OffCourse Literary Journal

 Published by Ricardo and Isabel Nirenberg since 1998


 

Migrations, by Gloria Gervitz.

Translated from the Spanish by Mark Schafer.

Gloria Gervitz, winner of the 2019 Pablo Neruda Ibero-American Poetry Prize, died April 19th, 2022.  She was born in 1943 in Mexico City, to Jewish parents, three of whose parents had emigrated from Eastern Europe.  In addition to leading poetry workshops throughout Mexico, she was also the translator into Spanish of works by Anna Akhmatova, Marguerite Yourcenar, Samuel Becket, Lorine Niedecker, and Clarice Lispector, among others.

Gervitz was at work on her long poem Migraciones since she was 26, modifying the parts that constituted it, joining them, adding to and subtracting from them, and finally removing section titles and all punctuation, until she published the final version in 2020. The definitive translation, by Mark Schaefer, appeared in a New York Review of Books edition, ISBN 978-1-68137-570-0,  published in 2021.

The translator has done a remarkable job. Gervitz' poetry is packed with the names of Mexican flowers, food, plants, birds, household items, a dense language one would call almost untranslatable.  The poems also use the language of Jewish prayer, especially liturgical Hebrew, the Kaddish, in Aramaic, as well as traces of many other languages. 

The NYRB edition fortunately includes a glossary for words, phrases, and references in Mexican Spanish, as well as for the Hebrew and Aramaic terms, with many entries rich enough that they could qualify as notes, plus a list of sources for the many quotations and hidden allusions.
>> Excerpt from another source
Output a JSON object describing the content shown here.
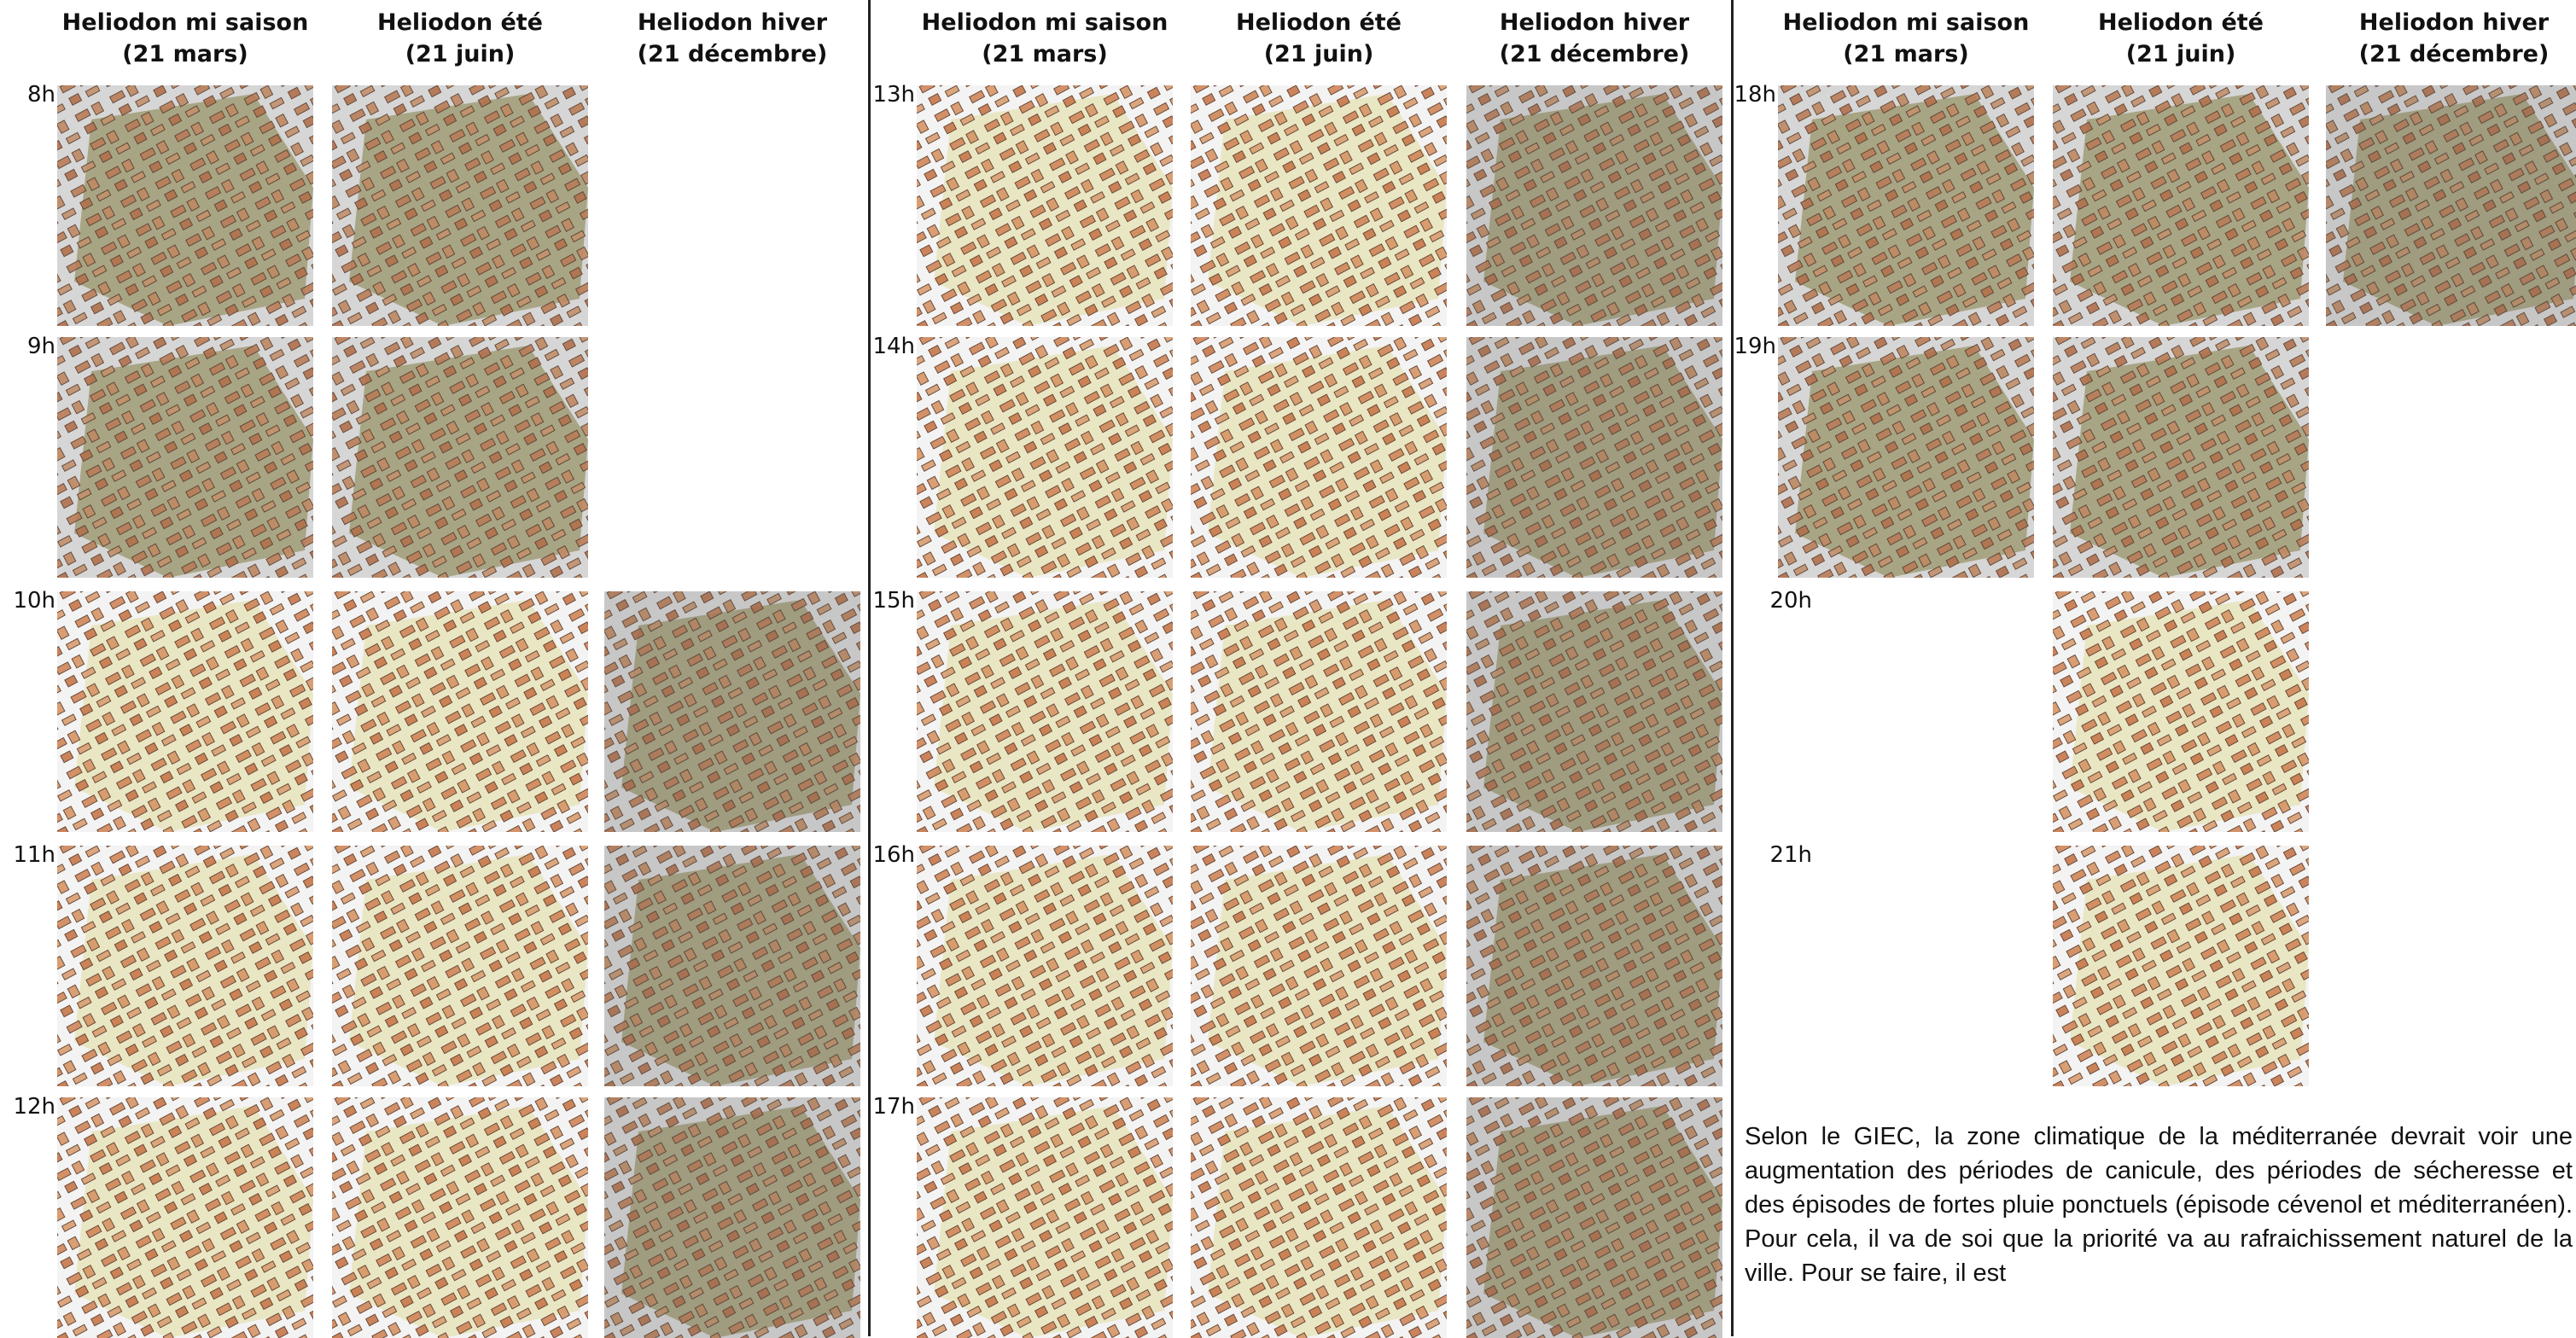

There is also an afterword consisting of a seamless blend of two conversations that Mark Schafer had with Gervitz, one in 2004 and the other in 2021. The apparatus is extremely helpful; it illuminates the author's thinking about her poem, as well as the difficulties and the success of the translator's work. Here is a sample from the last interview:


M.S.: It seems to me that you write against language —that is, language as something singular, pure, static. Your poetry contains Spanish, Hebrew, Aramaic, Yiddish, English, Farsi, and Portuguese, and all without italics, as a single flow of language.
G.G.: Look, it's simply that words have a life of their own; they come as they choose. So, it seeemed to me that to put them in italics would have been to give them a weight they didn't have, to emphasize them rather than allowing them to flow.